In psychology  have been carried out studies on what it’s called the “Pygmalion Effect” resulting from the reserches about the self-fulfilling prophecy. The underlying assumption of these studies is easily applicable to the field of sport learning: if the coach believes that a child is not able as the others, even unknowingly, he may be will coach him differently from the others; the child internalize the judgment and act accordingly; consequently establishing a vicious circle in which the child will tend over time to become just like her coach had imagined. In practical terms, we can say that often the lack of confidence in the ability of the children learning blocks the learning itself and pushes the children to satisfy their coach getting exactly what she expects, the prophecy comes true.

We can imagine the kind of result that this coach attitude may have on the children development.
Children motor development, but also their psychological development is constantly changing and a moment of stasis may be followed by others of fast change. The Pygmalion Effect when linked to a negative judgment binds the children progresses to the judgment of their teachers. This behavior is attributed to the fact that the children act the behavior elicited by the adult expectations: therefore low expectations solicitate low learning results.

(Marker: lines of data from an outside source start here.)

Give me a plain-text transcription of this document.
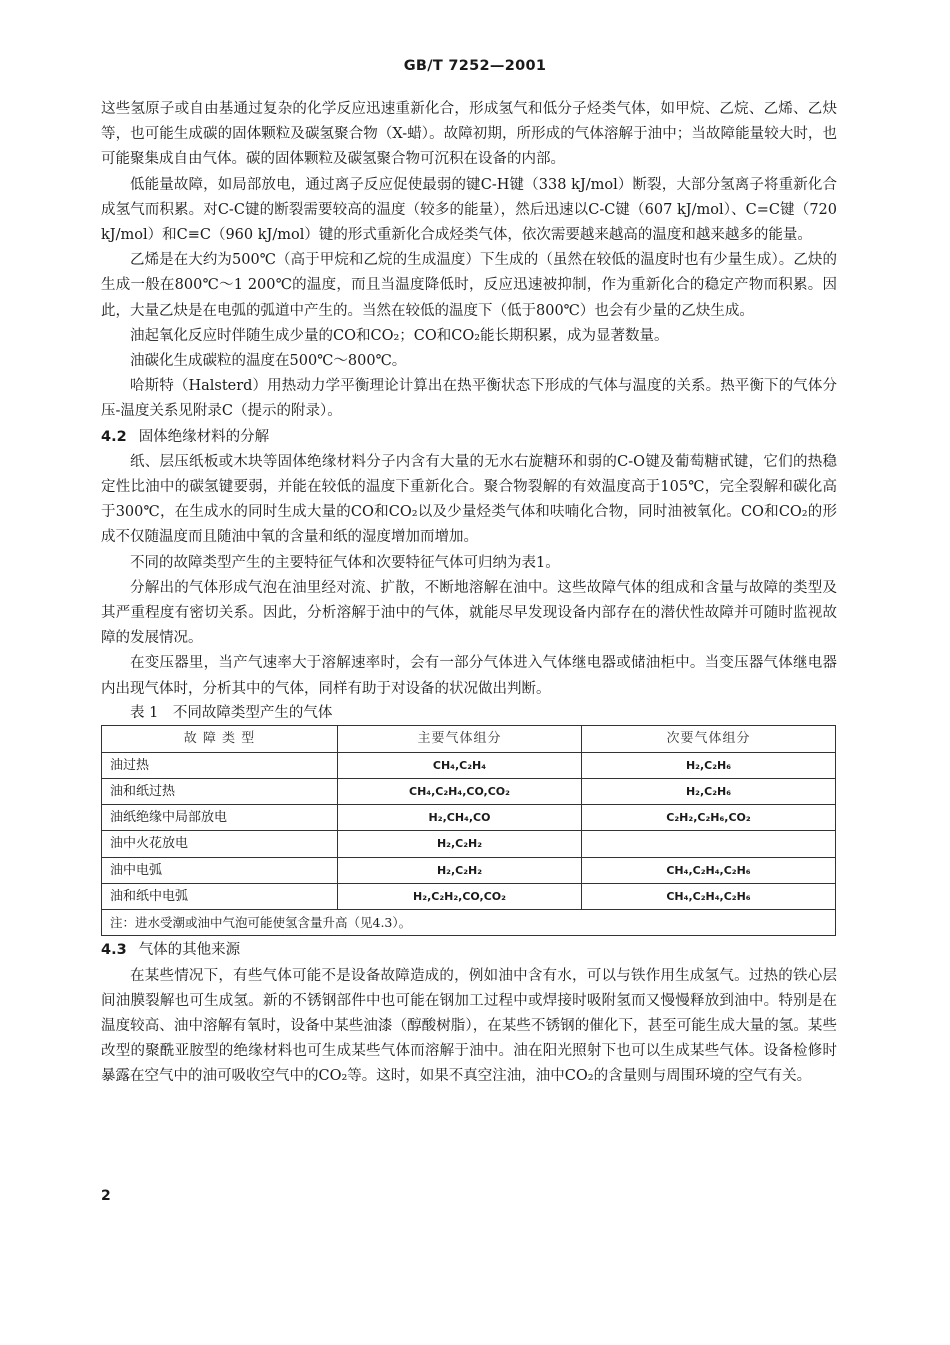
GB/T 7252—2001

这些氢原子或自由基通过复杂的化学反应迅速重新化合，形成氢气和低分子烃类气体，如甲烷、乙烷、乙烯、乙炔等，也可能生成碳的固体颗粒及碳氢聚合物（X-蜡）。故障初期，所形成的气体溶解于油中；当故障能量较大时，也可能聚集成自由气体。碳的固体颗粒及碳氢聚合物可沉积在设备的内部。

低能量故障，如局部放电，通过离子反应促使最弱的键C-H键（338 kJ/mol）断裂，大部分氢离子将重新化合成氢气而积累。对C-C键的断裂需要较高的温度（较多的能量），然后迅速以C-C键（607 kJ/mol）、C=C键（720 kJ/mol）和C≡C（960 kJ/mol）键的形式重新化合成烃类气体，依次需要越来越高的温度和越来越多的能量。

乙烯是在大约为500℃（高于甲烷和乙烷的生成温度）下生成的（虽然在较低的温度时也有少量生成）。乙炔的生成一般在800℃～1 200℃的温度，而且当温度降低时，反应迅速被抑制，作为重新化合的稳定产物而积累。因此，大量乙炔是在电弧的弧道中产生的。当然在较低的温度下（低于800℃）也会有少量的乙炔生成。

油起氧化反应时伴随生成少量的CO和CO₂；CO和CO₂能长期积累，成为显著数量。

油碳化生成碳粒的温度在500℃～800℃。

哈斯特（Halsterd）用热动力学平衡理论计算出在热平衡状态下形成的气体与温度的关系。热平衡下的气体分压-温度关系见附录C（提示的附录）。

4.2 固体绝缘材料的分解

纸、层压纸板或木块等固体绝缘材料分子内含有大量的无水右旋糖环和弱的C-O键及葡萄糖甙键，它们的热稳定性比油中的碳氢键要弱，并能在较低的温度下重新化合。聚合物裂解的有效温度高于105℃，完全裂解和碳化高于300℃，在生成水的同时生成大量的CO和CO₂以及少量烃类气体和呋喃化合物，同时油被氧化。CO和CO₂的形成不仅随温度而且随油中氧的含量和纸的湿度增加而增加。

不同的故障类型产生的主要特征气体和次要特征气体可归纳为表1。

分解出的气体形成气泡在油里经对流、扩散，不断地溶解在油中。这些故障气体的组成和含量与故障的类型及其严重程度有密切关系。因此，分析溶解于油中的气体，就能尽早发现设备内部存在的潜伏性故障并可随时监视故障的发展情况。

在变压器里，当产气速率大于溶解速率时，会有一部分气体进入气体继电器或储油柜中。当变压器气体继电器内出现气体时，分析其中的气体，同样有助于对设备的状况做出判断。

表 1　不同故障类型产生的气体

故 障 类 型	主要气体组分	次要气体组分
油过热	CH₄,C₂H₄	H₂,C₂H₆
油和纸过热	CH₄,C₂H₄,CO,CO₂	H₂,C₂H₆
油纸绝缘中局部放电	H₂,CH₄,CO	C₂H₂,C₂H₆,CO₂
油中火花放电	H₂,C₂H₂	
油中电弧	H₂,C₂H₂	CH₄,C₂H₄,C₂H₆
油和纸中电弧	H₂,C₂H₂,CO,CO₂	CH₄,C₂H₄,C₂H₆
注：进水受潮或油中气泡可能使氢含量升高（见4.3）。		
4.3 气体的其他来源

在某些情况下，有些气体可能不是设备故障造成的，例如油中含有水，可以与铁作用生成氢气。过热的铁心层间油膜裂解也可生成氢。新的不锈钢部件中也可能在钢加工过程中或焊接时吸附氢而又慢慢释放到油中。特别是在温度较高、油中溶解有氧时，设备中某些油漆（醇酸树脂），在某些不锈钢的催化下，甚至可能生成大量的氢。某些改型的聚酰亚胺型的绝缘材料也可生成某些气体而溶解于油中。油在阳光照射下也可以生成某些气体。设备检修时暴露在空气中的油可吸收空气中的CO₂等。这时，如果不真空注油，油中CO₂的含量则与周围环境的空气有关。

2
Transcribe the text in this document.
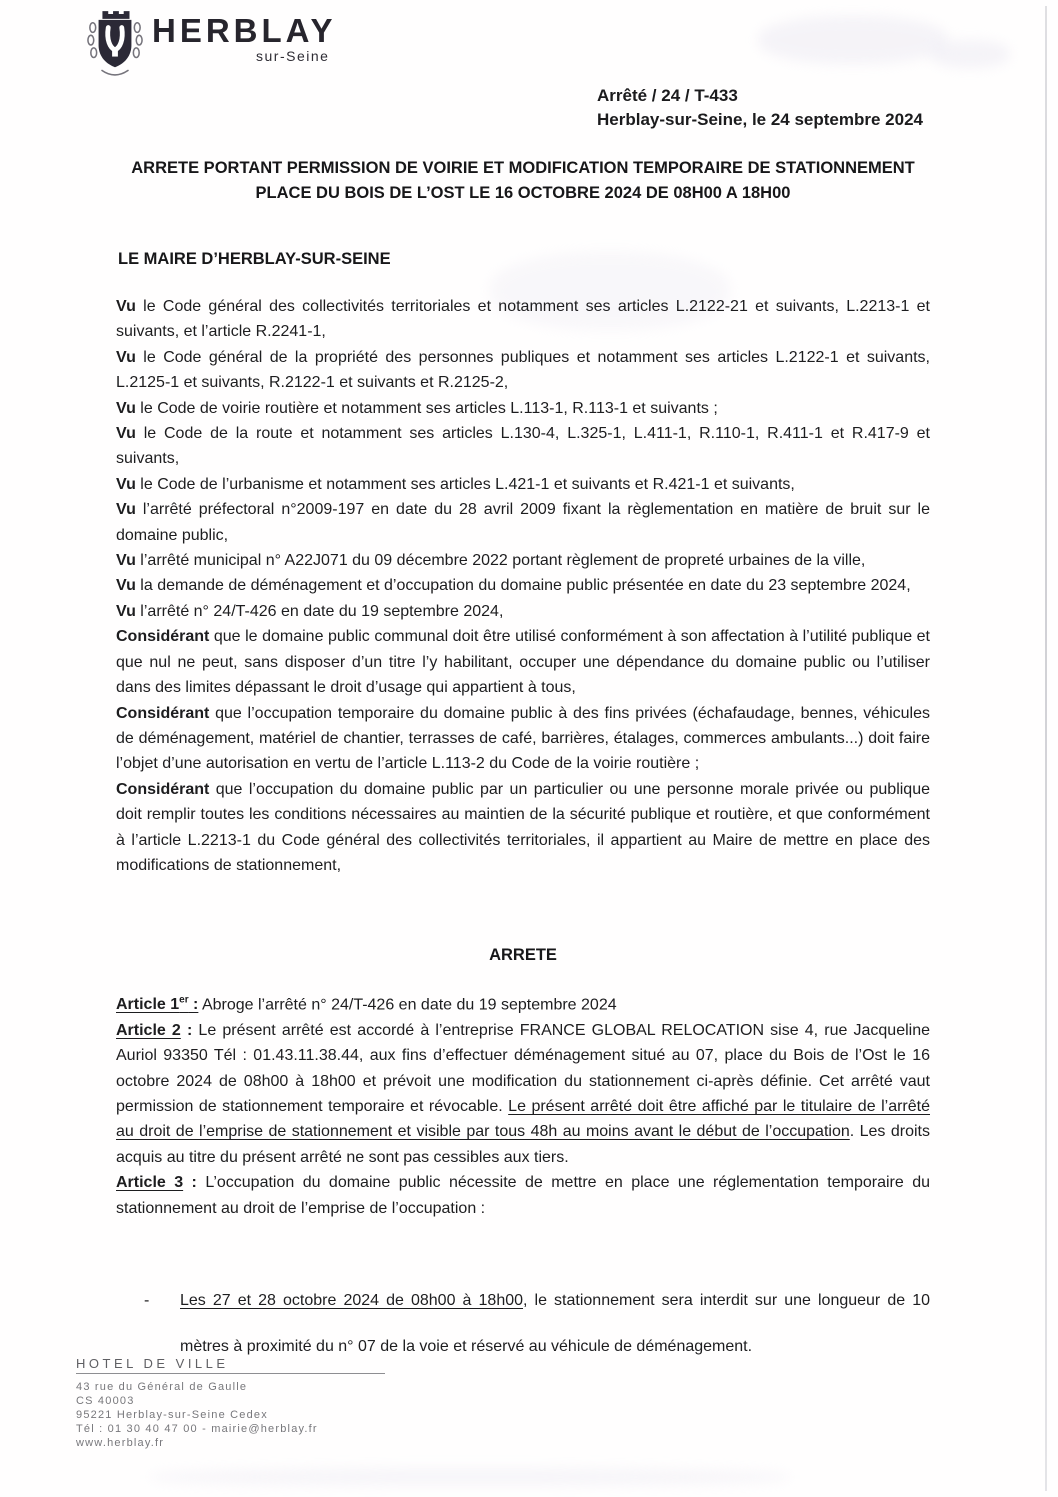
HERBLAY
sur-Seine
Arrêté / 24 / T-433
Herblay-sur-Seine, le 24 septembre 2024
ARRETE PORTANT PERMISSION DE VOIRIE ET MODIFICATION TEMPORAIRE DE STATIONNEMENT
PLACE DU BOIS DE L’OST LE 16 OCTOBRE 2024 DE 08H00 A 18H00
LE MAIRE D’HERBLAY-SUR-SEINE

Vu le Code général des collectivités territoriales et notamment ses articles L.2122-21 et suivants, L.2213-1 et suivants, et l’article R.2241-1,

Vu le Code général de la propriété des personnes publiques et notamment ses articles L.2122-1 et suivants, L.2125-1 et suivants, R.2122-1 et suivants et R.2125-2,

Vu le Code de voirie routière et notamment ses articles L.113-1, R.113-1 et suivants ;

Vu le Code de la route et notamment ses articles L.130-4, L.325-1, L.411-1, R.110-1, R.411-1 et R.417-9 et suivants,

Vu le Code de l’urbanisme et notamment ses articles L.421-1 et suivants et R.421-1 et suivants,

Vu l’arrêté préfectoral n°2009-197 en date du 28 avril 2009 fixant la règlementation en matière de bruit sur le domaine public,

Vu l’arrêté municipal n° A22J071 du 09 décembre 2022 portant règlement de propreté urbaines de la ville,

Vu la demande de déménagement et d’occupation du domaine public présentée en date du 23 septembre 2024,

Vu l’arrêté n° 24/T-426 en date du 19 septembre 2024,

Considérant que le domaine public communal doit être utilisé conformément à son affectation à l’utilité publique et que nul ne peut, sans disposer d’un titre l’y habilitant, occuper une dépendance du domaine public ou l’utiliser dans des limites dépassant le droit d’usage qui appartient à tous,

Considérant que l’occupation temporaire du domaine public à des fins privées (échafaudage, bennes, véhicules de déménagement, matériel de chantier, terrasses de café, barrières, étalages, commerces ambulants...) doit faire l’objet d’une autorisation en vertu de l’article L.113-2 du Code de la voirie routière ;

Considérant que l’occupation du domaine public par un particulier ou une personne morale privée ou publique doit remplir toutes les conditions nécessaires au maintien de la sécurité publique et routière, et que conformément à l’article L.2213-1 du Code général des collectivités territoriales, il appartient au Maire de mettre en place des modifications de stationnement,

ARRETE

Article 1er : Abroge l’arrêté n° 24/T-426 en date du 19 septembre 2024

Article 2 : Le présent arrêté est accordé à l’entreprise FRANCE GLOBAL RELOCATION sise 4, rue Jacqueline Auriol 93350 Tél : 01.43.11.38.44, aux fins d’effectuer déménagement situé au 07, place du Bois de l’Ost le 16 octobre 2024 de 08h00 à 18h00 et prévoit une modification du stationnement ci-après définie. Cet arrêté vaut permission de stationnement temporaire et révocable. Le présent arrêté doit être affiché par le titulaire de l’arrêté au droit de l’emprise de stationnement et visible par tous 48h au moins avant le début de l’occupation. Les droits acquis au titre du présent arrêté ne sont pas cessibles aux tiers.

Article 3 : L’occupation du domaine public nécessite de mettre en place une réglementation temporaire du stationnement au droit de l’emprise de l’occupation :

- Les 27 et 28 octobre 2024 de 08h00 à 18h00, le stationnement sera interdit sur une longueur de 10 mètres à proximité du n° 07 de la voie et réservé au véhicule de déménagement.
HOTEL DE VILLE
43 rue du Général de Gaulle
CS 40003
95221 Herblay-sur-Seine Cedex
Tél : 01 30 40 47 00 - mairie@herblay.fr
www.herblay.fr
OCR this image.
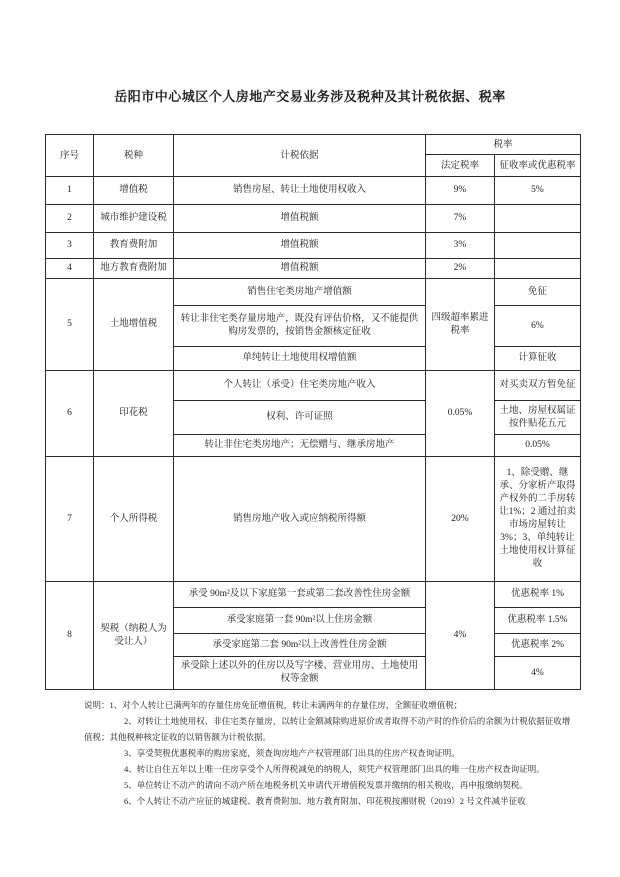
岳阳市中心城区个人房地产交易业务涉及税种及其计税依据、税率
序号	税种	计税依据	税率	
			法定税率	征收率或优惠税率
1	增值税	销售房屋、转让土地使用权收入	9%	5%
2	城市维护建设税	增值税额	7%	
3	教育费附加	增值税额	3%	
4	地方教育费附加	增值税额	2%	
5	土地增值税	销售住宅类房地产增值额	四级超率累进税率	免征
		转让非住宅类存量房地产，既没有评估价格，又不能提供购房发票的，按销售金额核定征收		6%
		单纯转让土地使用权增值额		计算征收
6	印花税	个人转让（承受）住宅类房地产收入	0.05%	对买卖双方暂免征
		权利、许可证照		土地、房屋权属证按件贴花五元
		转让非住宅类房地产；无偿赠与、继承房地产		0.05%
7	个人所得税	销售房地产收入或应纳税所得额	20%	1、除受赠、继承、分家析产取得产权外的二手房转让1%；2 通过拍卖市场房屋转让 3%；3、单纯转让土地使用权计算征收
8	契税（纳税人为受让人）	承受 90m²及以下家庭第一套或第二套改善性住房金额	4%	优惠税率 1%
		承受家庭第一套 90m²以上住房金额		优惠税率 1.5%
		承受家庭第二套 90m²以上改善性住房金额		优惠税率 2%
		承受除上述以外的住房以及写字楼、营业用房、土地使用权等金额		4%

说明：1、对个人转让已满两年的存量住房免征增值税，转让未满两年的存量住房，全额征收增值税；

2、对转让土地使用权、非住宅类存量房，以转让金额减除购进原价或者取得不动产时的作价后的余额为计税依据征收增值税；其他税种核定征收的以销售额为计税依据。

3、享受契税优惠税率的购房家庭，须查询房地产产权管理部门出具的住房产权查询证明。

4、转让自住五年以上唯一住房享受个人所得税减免的纳税人，须凭产权管理部门出具的唯一住房产权查询证明。

5、单位转让不动产的请向不动产所在地税务机关申请代开增值税发票并缴纳的相关税收，再申报缴纳契税。

6、个人转让不动产应征的城建税、教育费附加、地方教育附加、印花税按湘财税（2019）2 号文件减半征收
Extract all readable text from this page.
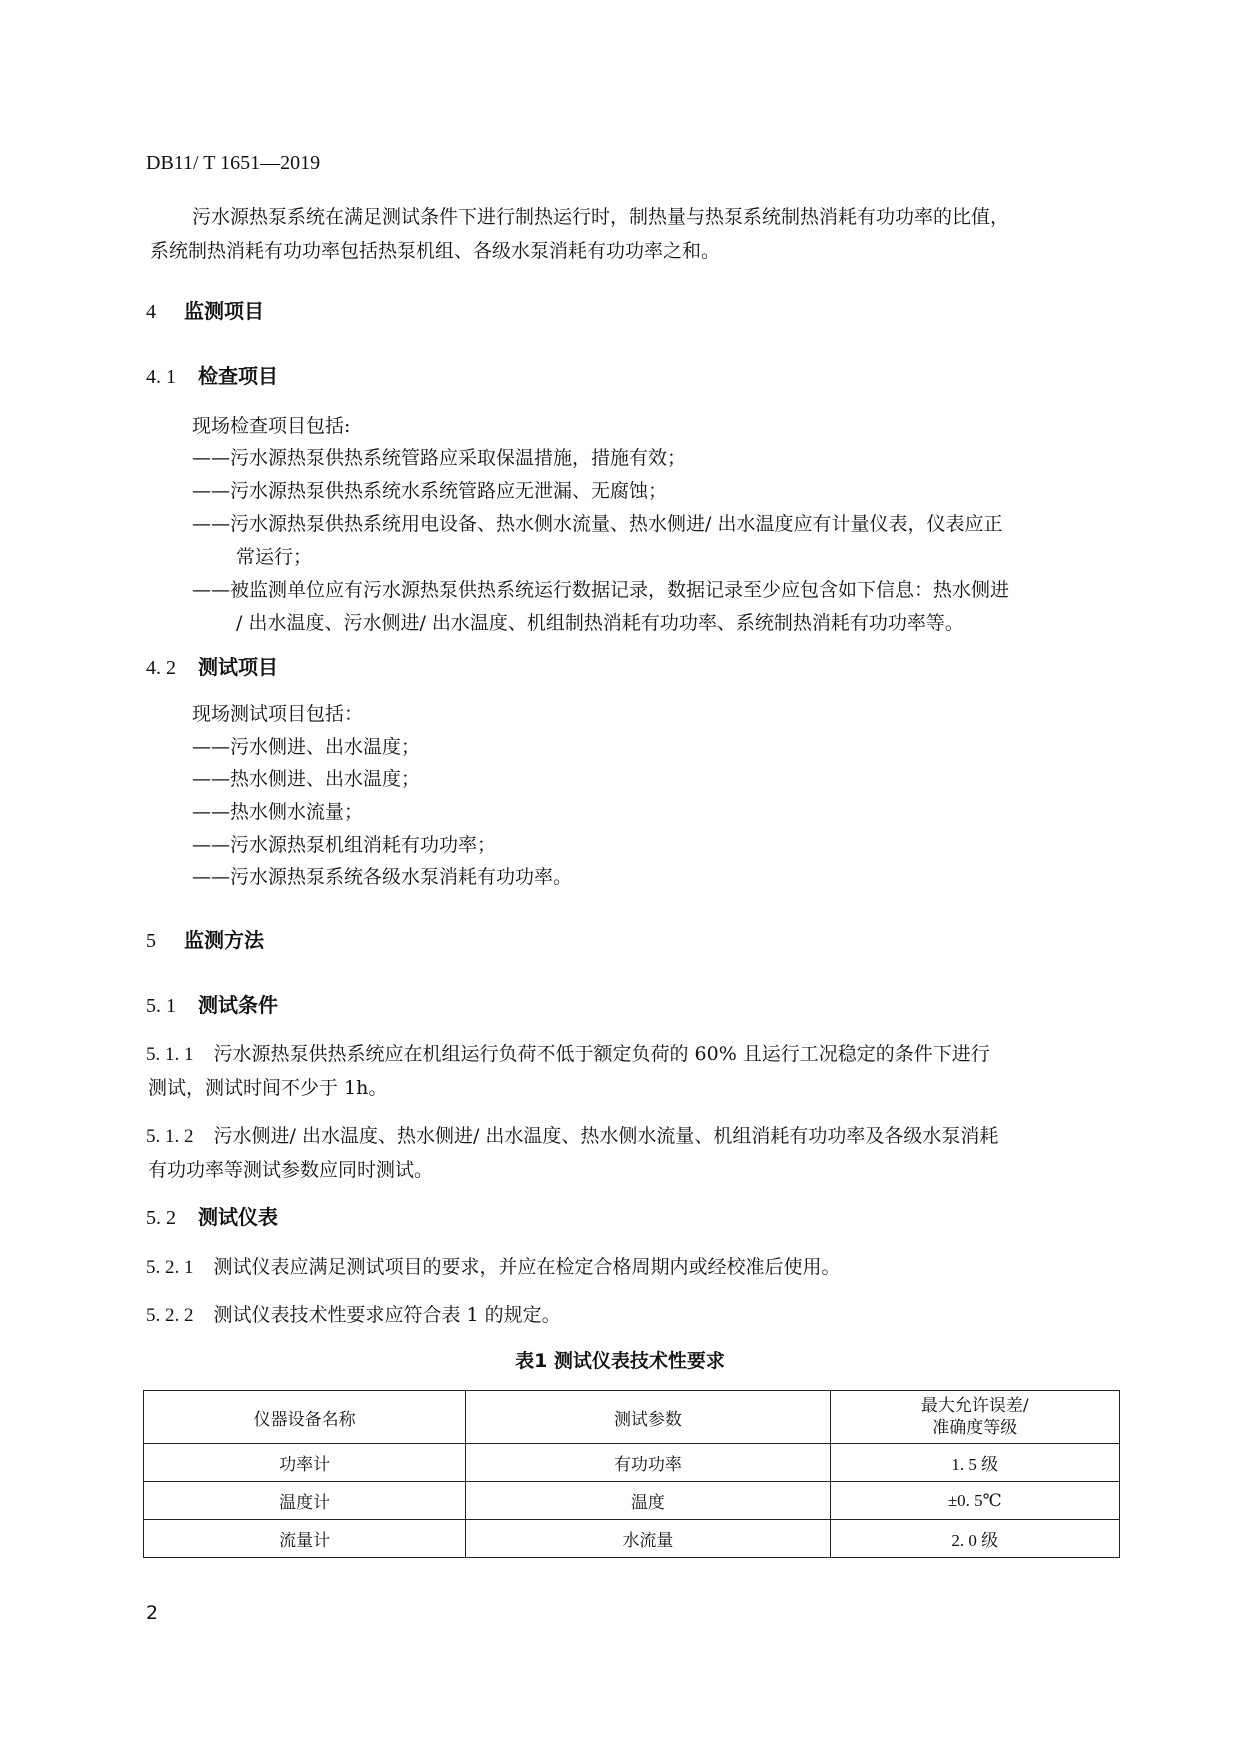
DB11/ T 1651—2019
污水源热泵系统在满足测试条件下进行制热运行时，制热量与热泵系统制热消耗有功功率的比值，
系统制热消耗有功功率包括热泵机组、各级水泵消耗有功功率之和。
4 监测项目
4. 1 检查项目
现场检查项目包括:
——污水源热泵供热系统管路应采取保温措施，措施有效；
——污水源热泵供热系统水系统管路应无泄漏、无腐蚀；
——污水源热泵供热系统用电设备、热水侧水流量、热水侧进/ 出水温度应有计量仪表，仪表应正
常运行；
——被监测单位应有污水源热泵供热系统运行数据记录，数据记录至少应包含如下信息：热水侧进
/ 出水温度、污水侧进/ 出水温度、机组制热消耗有功功率、系统制热消耗有功功率等。
4. 2 测试项目
现场测试项目包括：
——污水侧进、出水温度；
——热水侧进、出水温度；
——热水侧水流量；
——污水源热泵机组消耗有功功率；
——污水源热泵系统各级水泵消耗有功功率。
5 监测方法
5. 1 测试条件
5. 1. 1 污水源热泵供热系统应在机组运行负荷不低于额定负荷的 60% 且运行工况稳定的条件下进行
测试，测试时间不少于 1h。
5. 1. 2 污水侧进/ 出水温度、热水侧进/ 出水温度、热水侧水流量、机组消耗有功功率及各级水泵消耗
有功功率等测试参数应同时测试。
5. 2 测试仪表
5. 2. 1 测试仪表应满足测试项目的要求，并应在检定合格周期内或经校准后使用。
5. 2. 2 测试仪表技术性要求应符合表 1 的规定。
表1 测试仪表技术性要求
仪器设备名称	测试参数	最大允许误差/
准确度等级

功率计	有功功率	1. 5 级
温度计	温度	±0. 5℃
流量计	水流量	2. 0 级
2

If you accept the notion that acoach will face a clear idea of the athletes according to this pre-judgment, it’s easy to understand the relevance of the prophecies and positive expectations about the success of the children within their learning process. Coaches having positive expectations of their students can, in turn, create a  warmer socio-emotional climate around them, provide more feedback about the quality of their sessions, they seem to give more information and expect better results in addition to giving more opportunities for questions and answers. According to the Rosenthal’s observations, the teachers who believe they have good students in front of them smile more often, they make approval movements with the head, stopping over them looking longer in the eyes, they speak with a positive body language. They are more likely to praise and correct errors without taking a critical stance. “In essence, a professor who believes he has to do with gifted students teaches more and better” (Rosenthal, 1976).

Understanding the Pygmalion Effect in its negative and positive aspects allows us to understand the importance of the dynamic effect of trust in the development of the children full potential. Trust is a very important part in our lives, it’s a means by which we can enrich our lives and the lives of others. The lack of confidence, to the contrary, produces frustration and paralysis.

Trust is able to open up a world of endless possibilities.